Au Phuc Dup & Nowhere to Go–Chapter 23

Chapter 23 Setting the Klok

On the evening of the concert of Klok Mortuary and the Gadarene Swine, the crowd from Third Tracs bounced along the rutted red road-cut to the theater in a six-by driven by Beans Lopez. The endless traffic mixed with jet exhaust, producing a thick yellow light that almost seemed to stick to the mellowing landscape. Mama-sans with shoulder poles humpty-humped through the murk in coolie hats, looking like withered proletarian mushrooms. Small kids chased each other while their bigger brothers prepared to go out into the night to shoot marines. Another day in the war ground to a close.

“It says here, it says,” Hearn orated, reading the flyer from Special Services, ‘The United States Marine Corps and General J. Walter Grommett III are happy to present—they’re happy, got that? I care deeply whether they’re happy—Klok Mortuary and the Gadarene Swine, a musical group noted for….”

He whistled, took a deep breath, and continued.

“…noted for—Holy God—their patriotic rhythms and support for the … huh? … war effort.”

“Shee-it,” said Larry, unbelieving. The mere presence of the Swine was inexplicable, but…patriotism?

“They’ve frigging gone nuts. That’s the only explanation. The sun’s hot here, and maybe they ran out of hats,” said Larry.

“Hoo!” hollered. Anesthesia. “Dem same ole Swine fum back in de wurl? If de Swine be pater-otic, I be Lyndon Brains Johnson. Man, dem Swine muhfuhs doan be wantin’ to kill nobody. How dey be pater-otic?”

The sun sank slowly behind Monkey Mountain. Dust stirred up by traffic stuck to sweaty faces and made teeth gritty. Anesthesia was well on the road to inebriation, having conned Hearn out of a bottle of Jim Beam that Mike Feinstein had provided in return for more details on invisible airplanes. The undrunk half of the bottle sloshed in Anesthesia’s canteen.

“Naw,” said Larry. “Uh-uh. That’s absa-fuggen-lutely wrong.
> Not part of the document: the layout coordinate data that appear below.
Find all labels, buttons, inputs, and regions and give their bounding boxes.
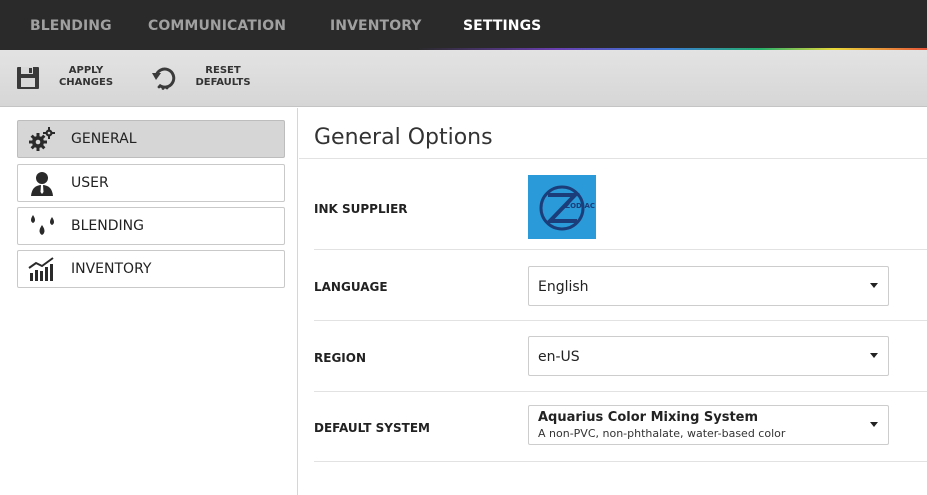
general-options-panel: General Options INK SUPPLIER ZODIAC LANG… [299,108,927,495]
divider [314,391,927,392]
region-label: REGION [314,351,366,365]
page-title: General Options [314,125,493,150]
tab-settings[interactable]: SETTINGS [463,18,541,34]
region-select[interactable]: en-US [528,336,889,376]
default-system-value: Aquarius Color Mixing System [538,410,759,425]
chart-icon [28,257,54,281]
sidebar-item-inventory[interactable]: INVENTORY [17,250,285,288]
sidebar-item-general[interactable]: GENERAL [17,120,285,158]
divider [314,249,927,250]
ink-supplier-label: INK SUPPLIER [314,202,408,216]
gears-icon [29,127,55,151]
sidebar: GENERAL USER BLENDING INVENTORY [0,108,298,495]
reset-label-line2: DEFAULTS [195,77,251,88]
tab-inventory[interactable]: INVENTORY [330,18,422,34]
sidebar-item-label: INVENTORY [71,261,152,277]
language-select[interactable]: English [528,266,889,306]
sidebar-item-blending[interactable]: BLENDING [17,207,285,245]
toolbar: APPLY CHANGES RESET DEFAULTS [0,50,927,107]
reset-icon [152,67,176,90]
save-icon [17,67,39,89]
sidebar-item-label: GENERAL [71,131,137,147]
divider [314,320,927,321]
apply-label-line1: APPLY [68,65,104,76]
sidebar-item-user[interactable]: USER [17,164,285,202]
divider [314,461,927,462]
drops-icon [31,215,54,235]
user-icon [31,172,53,196]
language-value: English [538,279,589,295]
apply-label-line2: CHANGES [58,77,114,88]
zodiac-logo-icon: ZODIAC [539,185,595,231]
tab-blending[interactable]: BLENDING [30,18,112,34]
ink-supplier-logo[interactable]: ZODIAC [528,175,596,239]
apply-changes-button[interactable]: APPLY CHANGES [14,62,124,94]
default-system-select[interactable]: Aquarius Color Mixing System A non-PVC, … [528,405,889,445]
region-value: en-US [538,349,580,365]
sidebar-item-label: USER [71,175,109,191]
top-navigation: BLENDING COMMUNICATION INVENTORY SETTING… [0,0,927,50]
chevron-down-icon [870,353,878,358]
tab-communication[interactable]: COMMUNICATION [148,18,286,34]
default-system-description: A non-PVC, non-phthalate, water-based co… [538,427,786,440]
language-label: LANGUAGE [314,280,388,294]
chevron-down-icon [870,283,878,288]
logo-text: ZODIAC [565,202,595,210]
reset-defaults-button[interactable]: RESET DEFAULTS [150,62,265,94]
sidebar-item-label: BLENDING [71,218,144,234]
default-system-label: DEFAULT SYSTEM [314,421,430,435]
chevron-down-icon [870,422,878,427]
reset-label-line1: RESET [205,65,241,76]
divider [299,158,927,159]
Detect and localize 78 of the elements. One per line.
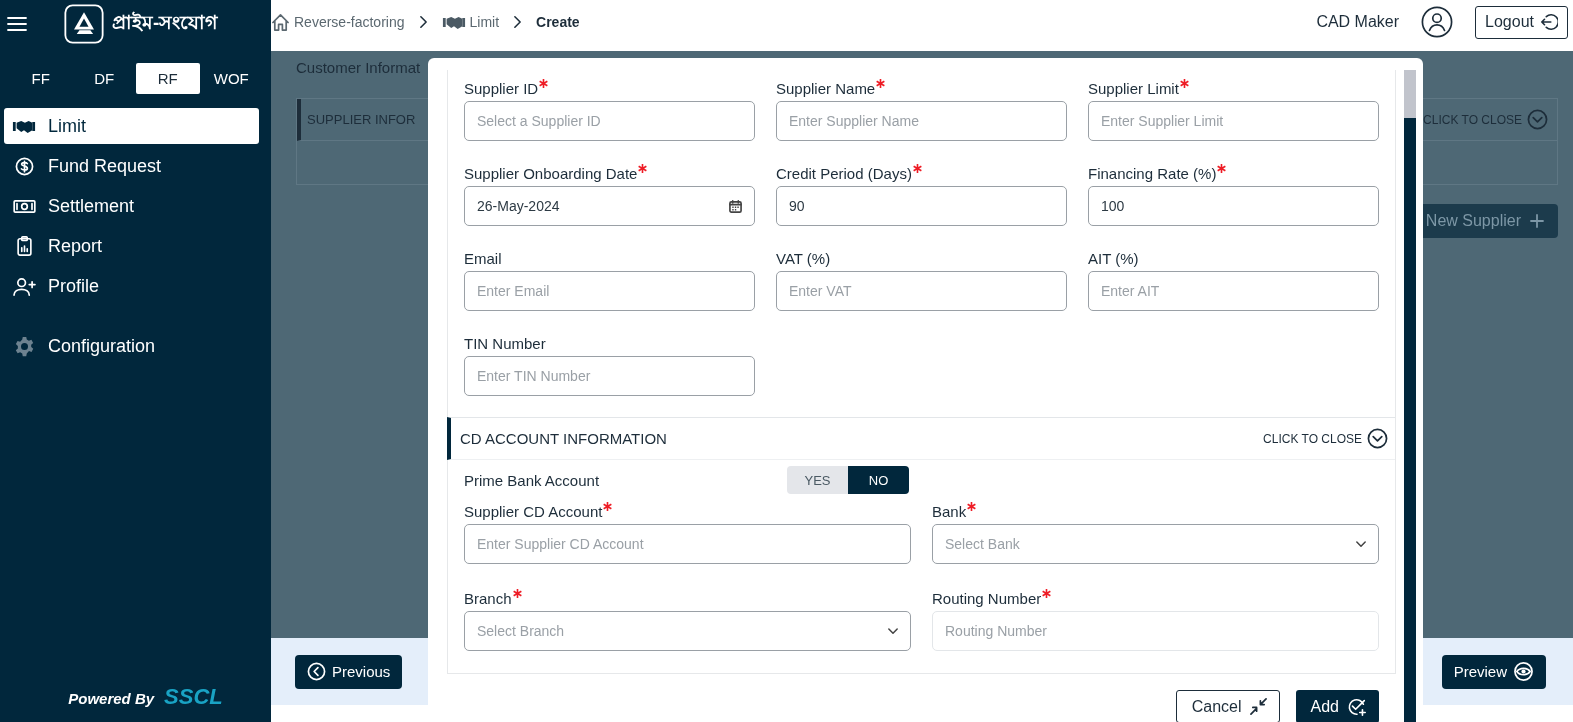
field-label: Supplier CD Account [464,503,603,520]
vendor-name: SSCL [164,684,223,710]
field-label: AIT (%) [1088,250,1139,267]
previous-button[interactable]: Previous [295,654,403,689]
field-label: Financing Rate (%) [1088,165,1217,182]
field-label: TIN Number [464,335,546,352]
breadcrumb-link[interactable]: Create [536,14,580,30]
date-field[interactable]: 26-May-2024 [464,186,755,226]
required-asterisk-icon [638,164,648,173]
chevron-down-circle-icon [1367,428,1388,449]
required-asterisk-icon [967,502,977,511]
required-asterisk-icon [876,79,886,88]
add-button[interactable]: Add [1295,690,1379,722]
section-title: CD ACCOUNT INFORMATION [460,430,667,447]
user-plus-icon [12,276,36,296]
breadcrumb-link[interactable]: Reverse-factoring [271,12,405,32]
handshake-icon [12,118,36,134]
chevron-right-icon [418,15,428,29]
nav-item[interactable]: Fund Request [4,148,259,184]
nav-item[interactable]: Configuration [4,328,259,364]
required-asterisk-icon [912,164,922,173]
nav-item[interactable]: Report [4,228,259,264]
required-asterisk-icon [1042,589,1052,598]
module-tab[interactable]: FF [9,63,73,94]
logout-icon [1540,13,1558,31]
handshake-icon [441,14,466,30]
logo-icon [64,4,104,44]
user-avatar-icon[interactable] [1421,6,1454,38]
field-label: Routing Number [932,590,1042,607]
preview-button[interactable]: Preview [1441,654,1546,689]
menu-icon[interactable] [7,16,27,32]
field-label: Bank [932,503,967,520]
check-plus-icon [1347,696,1367,717]
field-label: Supplier Limit [1088,80,1179,97]
module-tab[interactable]: DF [72,63,136,94]
module-tab[interactable]: WOF [199,63,263,94]
cancel-button[interactable]: Cancel [1175,690,1280,722]
scrollbar[interactable] [1404,70,1416,722]
banknote-icon [12,198,36,214]
powered-by-label: Powered By [68,690,155,707]
field-label: Supplier Onboarding Date [464,165,638,182]
nav-item[interactable]: Limit [4,108,259,144]
chevron-left-circle-icon [307,662,326,681]
logout-button[interactable]: Logout [1475,5,1568,39]
required-asterisk-icon [1217,164,1227,173]
calendar-icon[interactable] [729,199,742,213]
caret-icon [888,627,898,635]
required-asterisk-icon [512,589,522,598]
chevron-right-icon [513,15,523,29]
field-label: Supplier ID [464,80,539,97]
breadcrumb-link[interactable]: Limit [441,14,500,30]
input-field[interactable]: 100 [1088,186,1379,226]
plus-icon [1530,214,1544,228]
compress-arrows-icon [1249,698,1267,715]
chevron-down-circle-icon [1527,109,1548,130]
nav-item[interactable]: Profile [4,268,259,304]
module-tab[interactable]: RF [136,63,200,94]
required-asterisk-icon [603,502,613,511]
toggle-option[interactable]: YES [787,466,848,494]
required-asterisk-icon [539,79,549,88]
caret-icon [1356,540,1366,548]
brand-name: প্রাইম-সংযোগ [112,10,218,35]
home-icon [271,12,290,32]
field-label: Branch [464,590,512,607]
page-heading: Customer Informat [296,59,421,78]
field-label: Supplier Name [776,80,876,97]
user-name: CAD Maker [1316,13,1400,31]
field-label: VAT (%) [776,250,831,267]
field-label: Email [464,250,502,267]
input-field[interactable]: 90 [776,186,1067,226]
field-label: Credit Period (Days) [776,165,912,182]
section-title: SUPPLIER INFOR [307,112,416,127]
collapse-toggle[interactable]: CLICK TO CLOSE [1263,428,1388,449]
required-asterisk-icon [1179,79,1189,88]
nav-item[interactable]: Settlement [4,188,259,224]
toggle-option[interactable]: NO [848,466,909,494]
switch-label: Prime Bank Account [464,471,601,489]
eye-icon [1513,662,1534,681]
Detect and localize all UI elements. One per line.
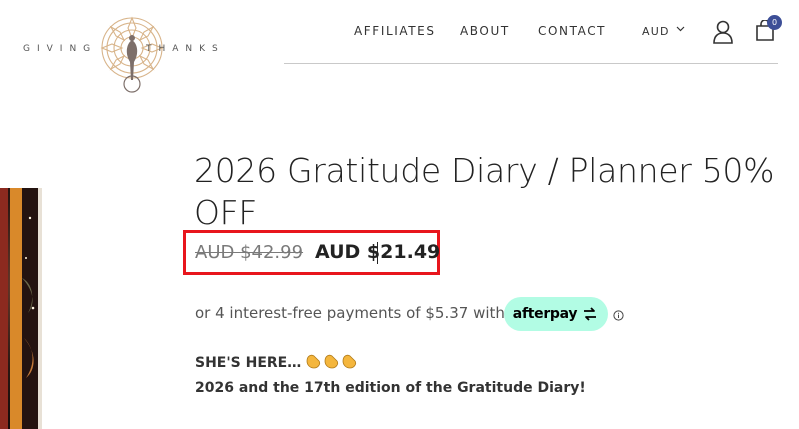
installments-text: or 4 interest-free payments of $5.37 wit… [195, 304, 505, 322]
product-title: 2026 Gratitude Diary / Planner 50% OFF [194, 151, 775, 232]
afterpay-label: afterpay [512, 306, 578, 322]
chevron-down-icon [676, 26, 685, 32]
afterpay-arrows-icon [584, 307, 597, 321]
logo-word-giving: GIVING [23, 44, 98, 54]
nav-item-affiliates[interactable]: AFFILIATES [354, 24, 460, 38]
logo-mandala-icon [100, 16, 164, 93]
user-icon[interactable] [712, 20, 734, 44]
product-image[interactable] [0, 188, 42, 429]
currency-selector[interactable]: AUD [642, 25, 685, 38]
description-line-2: 2026 and the 17th edition of the Gratitu… [195, 380, 586, 396]
text-cursor [377, 242, 378, 264]
nav-item-contact[interactable]: CONTACT [538, 24, 642, 38]
currency-label: AUD [642, 24, 670, 38]
price-original: AUD $42.99 [195, 242, 304, 263]
logo-word-thanks: THANKS [146, 44, 225, 54]
header-divider [284, 63, 778, 64]
afterpay-badge[interactable]: afterpay [504, 297, 608, 331]
nav-item-about[interactable]: ABOUT [460, 24, 538, 38]
description-headline: SHE'S HERE… [195, 352, 359, 374]
main-nav: AFFILIATES ABOUT CONTACT AUD [354, 24, 685, 38]
info-icon[interactable] [613, 310, 624, 321]
site-logo[interactable]: GIVING THANKS [20, 14, 242, 94]
product-page: GIVING THANKS AFFILIATES ABOUT CONTACT A… [0, 0, 799, 429]
description-line-1: SHE'S HERE… [195, 355, 302, 371]
clapping-hands-icon [305, 352, 359, 374]
cart-count-badge: 0 [767, 15, 782, 30]
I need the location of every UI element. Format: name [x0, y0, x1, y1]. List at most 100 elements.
Hearn’s pulling our chain. Read it again, troop, and read it right. It can’t say that. Must be somebody else named the same thing.”

“Yeah,” said Hearn. “Plenty of people are named Klok Mortuary. Hundreds, maybe thousands. Think of the confusion.”

“Well, that’s more likely than hearing the Swine sing a patriotic song.”

“You’ve got a point.”

What had happened was no more than a lapse of attention, and the tiniest bit of malice. Months earlier Special Services had received instructions to compile a list of entertainment suitable for the troops. By suitable was meant music that would not stimulate the libido or question American values, meaning General Grommett’s values. The resulting list included the Mormon Tabernacle Choir, Pat Boone, several barber-shop quartets, and Dolly Parton provided that she wore a loose blouse. Some unsung clerk, thinking the list unnecessarily bleak, had typed in the Swine. The major in charge of Special Services was an infantryman on temporary duty and had never heard of any of the groups. He signed the list without reading it and went back to the field. The Swine were in the Marine Corps system.

Which turned out to be unfortunate from General Grommett’s point of view. The Gadarene Swine—like such ground-breakers as the Fugs, Alice Cooper, as well as Billy Death and His Internal Organs—were practitioners of what was coming to be called Shock Rock. These pioneers asserted the artist’s independence of the restraining bourgeois influence of melody, rhythm, and tonality, which they called capitalist, like, you know, crap. Klok Mortuary, one of the major theoreticians, had expressed it neatly: “Like who needs all them, you know, notes and shit? Just get it on.”

Early on in the movement, Billy Death and His Internal Organs had electrified the musical world by inaugurating the art of the deed, which usually meant smashing amplifiers and loudspeakers on stage with axes. This, they said when the amphetamines wore off, showed superiority to Mere Things.

Youthful audiences, always seeking new artistic horizons, had called for yet more creativity. Soon Klok was executing chickens on stage while groping at his genitals, again defying dull middle-class prejudices. Then the Swine began experimenting with the musical possibilities of werewolf masks, codpieces, and various animals. Once, in a frenzy of inspiration and psilocybin, Klok had urinated on the microphone and gotten a jolt that put him in intensive care for a week. This had established his musical reputation for all time.

The movement, flourished. The result was a cultural renaissance. Of sorts.